ADS1231: Multiple channels, accuracy analysis, and improving device dynamic range

Hi Maxwell,

See my responses below.

Best regards,

Bob B

Maxwell A. Smith said:

Part Number: ADS1231

I am working on a measurement system and I have three primary questions:

1. What is the recommended implementation method for multiple channels with this device? Since it is I2C without configurable addresses I assume that a mux is the only way to implement? Are there any recommendations or drawbacks to doing this? The reason I wish to use multiple channels of this single channel device is so that I can populate only the specific channels requested and keep my design versatile. [Bob] Actually the communication interface is SPI even though it is 2 wire (SCLK and MISO).  You could implement an input mux, or you could use the 2-channel ADS1232 or the 4-channel ADS1234.  Each of those devices have an internal mux.  Also those devices have lower noise and adjustable gain.
2. Is there an application note, or recommended reference material (book, app note, etc) for calculating a performance or accuracy analysis on a load cell-amplifier system?
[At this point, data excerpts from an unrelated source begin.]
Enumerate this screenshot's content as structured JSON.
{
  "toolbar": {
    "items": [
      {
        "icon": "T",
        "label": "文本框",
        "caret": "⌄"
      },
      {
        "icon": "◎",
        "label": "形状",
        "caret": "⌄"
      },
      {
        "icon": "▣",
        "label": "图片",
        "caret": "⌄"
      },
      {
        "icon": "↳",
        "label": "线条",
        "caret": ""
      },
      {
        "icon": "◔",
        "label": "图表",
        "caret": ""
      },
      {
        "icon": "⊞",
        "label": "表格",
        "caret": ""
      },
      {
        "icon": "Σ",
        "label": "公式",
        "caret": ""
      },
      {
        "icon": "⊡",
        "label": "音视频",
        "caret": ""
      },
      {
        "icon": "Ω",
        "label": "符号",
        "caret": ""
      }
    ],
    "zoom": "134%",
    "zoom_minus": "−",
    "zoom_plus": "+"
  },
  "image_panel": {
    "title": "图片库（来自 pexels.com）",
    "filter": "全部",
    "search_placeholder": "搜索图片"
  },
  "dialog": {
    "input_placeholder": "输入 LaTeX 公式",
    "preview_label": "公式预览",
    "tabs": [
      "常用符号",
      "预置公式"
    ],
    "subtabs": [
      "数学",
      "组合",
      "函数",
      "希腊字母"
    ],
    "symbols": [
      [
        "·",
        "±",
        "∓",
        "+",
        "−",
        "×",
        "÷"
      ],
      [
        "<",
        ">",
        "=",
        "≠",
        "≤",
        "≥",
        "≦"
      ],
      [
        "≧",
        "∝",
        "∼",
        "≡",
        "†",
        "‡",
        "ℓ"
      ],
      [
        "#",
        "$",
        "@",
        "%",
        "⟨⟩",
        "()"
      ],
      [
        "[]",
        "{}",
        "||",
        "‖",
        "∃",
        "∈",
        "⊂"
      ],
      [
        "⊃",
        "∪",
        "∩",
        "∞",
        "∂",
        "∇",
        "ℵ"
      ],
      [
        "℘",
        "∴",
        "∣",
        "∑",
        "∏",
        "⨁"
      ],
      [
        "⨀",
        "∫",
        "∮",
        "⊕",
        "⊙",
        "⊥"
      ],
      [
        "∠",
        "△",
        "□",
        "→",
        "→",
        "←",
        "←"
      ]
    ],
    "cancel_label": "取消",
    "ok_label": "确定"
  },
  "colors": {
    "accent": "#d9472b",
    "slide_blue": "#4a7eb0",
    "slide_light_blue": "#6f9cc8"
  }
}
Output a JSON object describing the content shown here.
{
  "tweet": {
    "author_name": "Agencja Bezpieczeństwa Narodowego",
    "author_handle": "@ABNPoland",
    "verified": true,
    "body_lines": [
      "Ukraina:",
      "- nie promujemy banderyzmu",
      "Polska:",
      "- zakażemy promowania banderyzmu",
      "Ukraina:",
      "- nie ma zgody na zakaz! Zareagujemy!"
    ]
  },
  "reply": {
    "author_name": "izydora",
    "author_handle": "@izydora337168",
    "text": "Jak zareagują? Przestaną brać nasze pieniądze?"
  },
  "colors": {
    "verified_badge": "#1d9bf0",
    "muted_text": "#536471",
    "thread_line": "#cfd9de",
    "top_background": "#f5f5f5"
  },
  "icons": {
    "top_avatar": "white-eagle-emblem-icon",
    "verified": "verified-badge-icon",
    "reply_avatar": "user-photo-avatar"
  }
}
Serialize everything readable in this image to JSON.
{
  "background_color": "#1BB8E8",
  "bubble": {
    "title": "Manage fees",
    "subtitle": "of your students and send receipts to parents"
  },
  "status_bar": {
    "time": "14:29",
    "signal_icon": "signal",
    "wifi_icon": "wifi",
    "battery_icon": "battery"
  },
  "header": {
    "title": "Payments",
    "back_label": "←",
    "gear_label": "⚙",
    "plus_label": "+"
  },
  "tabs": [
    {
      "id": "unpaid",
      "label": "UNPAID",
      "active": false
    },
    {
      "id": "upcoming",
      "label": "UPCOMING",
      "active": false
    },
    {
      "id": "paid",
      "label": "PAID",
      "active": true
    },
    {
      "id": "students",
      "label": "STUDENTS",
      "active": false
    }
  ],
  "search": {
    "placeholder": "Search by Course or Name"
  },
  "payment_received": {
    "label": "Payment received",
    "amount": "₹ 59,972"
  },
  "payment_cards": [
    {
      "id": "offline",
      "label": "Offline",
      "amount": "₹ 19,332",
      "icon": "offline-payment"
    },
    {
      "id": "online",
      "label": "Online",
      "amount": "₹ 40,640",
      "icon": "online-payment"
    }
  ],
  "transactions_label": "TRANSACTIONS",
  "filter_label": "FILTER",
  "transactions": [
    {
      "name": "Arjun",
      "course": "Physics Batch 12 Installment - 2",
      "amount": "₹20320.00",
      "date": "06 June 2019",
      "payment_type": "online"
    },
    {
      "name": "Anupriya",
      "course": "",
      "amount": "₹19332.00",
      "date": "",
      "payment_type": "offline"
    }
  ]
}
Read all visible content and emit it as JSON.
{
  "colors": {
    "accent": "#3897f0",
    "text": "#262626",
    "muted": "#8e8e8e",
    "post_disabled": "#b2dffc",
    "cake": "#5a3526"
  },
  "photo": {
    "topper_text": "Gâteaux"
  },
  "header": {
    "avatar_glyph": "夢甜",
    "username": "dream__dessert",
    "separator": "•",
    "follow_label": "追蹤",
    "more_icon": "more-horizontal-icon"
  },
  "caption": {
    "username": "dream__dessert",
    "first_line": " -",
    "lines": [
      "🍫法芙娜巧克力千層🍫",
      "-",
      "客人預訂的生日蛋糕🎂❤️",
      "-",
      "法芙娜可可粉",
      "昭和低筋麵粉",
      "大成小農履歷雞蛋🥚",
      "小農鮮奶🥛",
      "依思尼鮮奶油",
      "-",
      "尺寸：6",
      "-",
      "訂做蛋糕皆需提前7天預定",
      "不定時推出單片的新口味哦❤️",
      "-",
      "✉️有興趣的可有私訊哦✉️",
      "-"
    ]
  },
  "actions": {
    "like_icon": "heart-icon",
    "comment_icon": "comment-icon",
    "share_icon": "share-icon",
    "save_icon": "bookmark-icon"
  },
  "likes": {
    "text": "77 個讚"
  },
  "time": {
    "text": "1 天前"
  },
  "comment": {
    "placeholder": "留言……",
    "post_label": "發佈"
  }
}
Specifically, in reference to this response by Bob Benjamin I realized I might have missed some key parameters in my analysis. [Bob]  This is something we are looking into doing, but have no specific material at this time.  If you use an external amplifier you would need to consider the additional error of introducing another amplifier into the system.  Primarily this will be noise, offset, gain error and any drift component this will add into the measurement result.  I created this document some time ago that you might find helpful. 6281.Weigh Scale_Design.doc
3. Based upon the suggested parameters given by Bob in that prior post, I calculate that my load cell (1mV/V, 5kg) will get about 0.85g steps because it is not using anywhere close to the maximum dynamic range of the system. This is reflected in my prototype setup and with environmental conditions I see +/- 1g reliably. Ideally I would like to see better numbers say 0.1g. Is this is as simple as increasing excitation voltage say with a 5V or 10V voltage reference to increase the available signal? [Bob] The ADS123x devices use a ratiometric approach to making the conversion.  Ratiometric refers to the output result being a ratio of the value at the input by using the same excitation voltage as the ADC reference voltage.  This method greatly reduces any noise in the conversion result that appears in the excitation and also removes any drift of the excitation source.  So even though you may benefit by increasing the dynamic range there is no guarantee that the response will be better scale resolution.  This is true of both the external amplifier and increasing the excitation voltage.  If you increase the excitation voltage you will need to use bipolar supplies so that input range of the ADS1231 is maintained to the required value of AVDD - 1.5V to GND +1.5V.  One example would be 7.5V and -2.5V for the excitation voltage.  You must also provide a reference using some other method other than directly connecting the excitation voltage to the reference inputs.  Basically you are looking for 50000 noise free counts with a measurable resolution of 100nV while using 5V reference.  Doubling the excitation helps some as now the measurable resolution doubles to 200nV, but the noise-free resolution for a 5V system is typically best case for the ADS1231 at 231.9nV.  So some type of averaging my help you achieve the goal, but external noise and any drift of voltage divider components for the reference may nullify the response.

Thanks kindly.